Well, I Didn’t Expect to Change My Name Today… but a Funny Thing Happened
You know, I work for the provincial government of British Columbia (granted, through a an experienced private company, a subsidiary of Maximus with a successful record of cutting through the bureaucracy to get things done more effeciently for taxpayers) so I shouldn’t be surprised when things get mixed up.
I should laugh.
I Never Thought It Would Happen to Me — Until It Did
One thing that happens at my job regularly (like today) is [redacted on Oct. 17, ‘06 at the request of my employer]
So I Misplaced My Drivers Licence and…
I’m sure you can see where this is going! [update: maybe not]
I’ve been known formerly as “Christoper Willis Dollis” all my life particularly by irate elementary school teachers. I’ve usually gone by Chris, but my birth certificate, last issued in 1999 says, “Christoph Willis Dollis”.
The lady at the counter tells me that especially after September 11, they only use the birth certificate and, lo and behold, as far as the provincial government is concerned, this is my legal name. Since she told me this about six times, I believed her.
Then I called the government of Manitoba (where I was born) and asked them if this could be a shortening of Christopher and she points out that Christopher is neither a long nor uncommon first name and that if my birth certificate says my name is Christoph then my name is Christoph. I think I’ve heard this someplace before.
Well, I want to get a passport so I can apply for an Electronic Travel Authority to visit Australia and my passport has to match my birth certificate. Ergo I became Christoph. Or actually, as various government agents, federal and provincial informed me today, I’ve always been Christoph.
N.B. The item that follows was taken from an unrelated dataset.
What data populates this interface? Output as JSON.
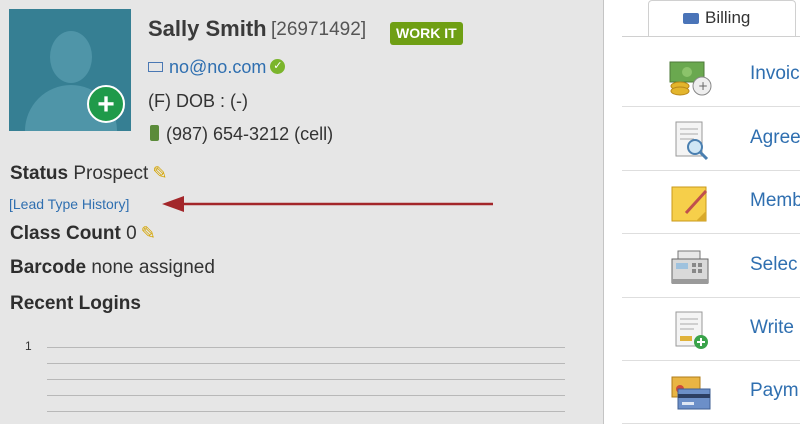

This seemed a bit of a bummer of a proposition, but as someone at my work said:
“Christoph. It kind of has that ‘evil dictator’ ring to it.”
Hey, that’s pretty cool*!
I’ve only had a few people use Christopher, generally my mom, a couple truly emotional ex girlfriends, my emotional current girlfriend, and that’s about it.
I like Christopher because it flows better than Chris, particular when followed by “Dollis”. But it’s just too damn long. And working on the phone as I do you get, “Chris Stollis” a lot. “Well, Mr. Stollis…” Ugh. My last name is Dollis after the famed Dollis Hill estate.
Dollis Hill had a bit of truly momentous, if secret, history. We’d be speaking German or studying darn hard if it hadn’t been for the Collossus code-breaking computer built there and later used at Bletchley Park. Now, due in part to their brilliant work, we can instead enjoy shooting the breeze and sharing trance hits with our German brethren. The real shooting has stopped, victory ensued, and pop culture was never the same again. Seriously, Nazi pop culture sounded damn lame.
“What, you’re Jewish? Oh dear. We can’t hang out. Hey, anyone know when that train is leaving?”
Ouch… that was really dark humour. Forgive me each and every group whom I’ve offended; I love you all.
But Christoph… Christoph Dollis. I like it.
I mean, it’s not a big deal… half my bank/credit cards say Chris or Christopher, so let’s split the difference and go with my actual legal name. That will keep the passport people happy, the drivers licence people happy, etc. My mom is choked, but it came down to, “Who ya gonna believe, your mom or the government of Manitoba?”
Mom, my love for you is stronger than onions, but your suggestion to call up the government of Manitoba and tell them that their records from 34 years ago are wrong strikes me as a great way not to get a passport and to be told that… yes, I must legally change my name… to Christopher.
Stop the Insanity!
(not the wacky Susan Powter diet book urging people to eat the diet we use to fatten up cattle, nor the best $3.95 ebook in the whole world, TBK Fitness, revealing the “plain as the nose on your face” truth about how to be healthy, just a name, sweetheart)
Since my dad named me after a pirate in an Errol Flynn movie named Christopher and nicknamed Kit, but my dad calls me George, well, to keep things clear, it’s Christoph.
Christoph Dollis. I’m liking the sound of it! My own name… (rubbing chest with my knuckles). My Leo side is coming out.
So today, while telling everyone exactly what I was doing and why, I updated my BC health insurance card, drivers license, Canada social insurance card, one of my two credit union accounts, and one of my credit cards, with more to follow tomorrow. They all agreed… “Your name is what’s on your birth certificate.”
I’ve even registered a new domain name for my sales and marketing business that I will start… and the name is… you’ll never guess… gee, you guessed.
I’ll be putting that site online at last once it propogates throughout the internet, changing my email addresses, and making other changes quite rapidly over the next few days.
* Not really cool. I oppose evil dictators everywhere and I strongly support freedom as “Chris from Victoria, BC and “Chris Dollis”, my former time-wasting politics blog-going self made plain. Times they’s a changin’.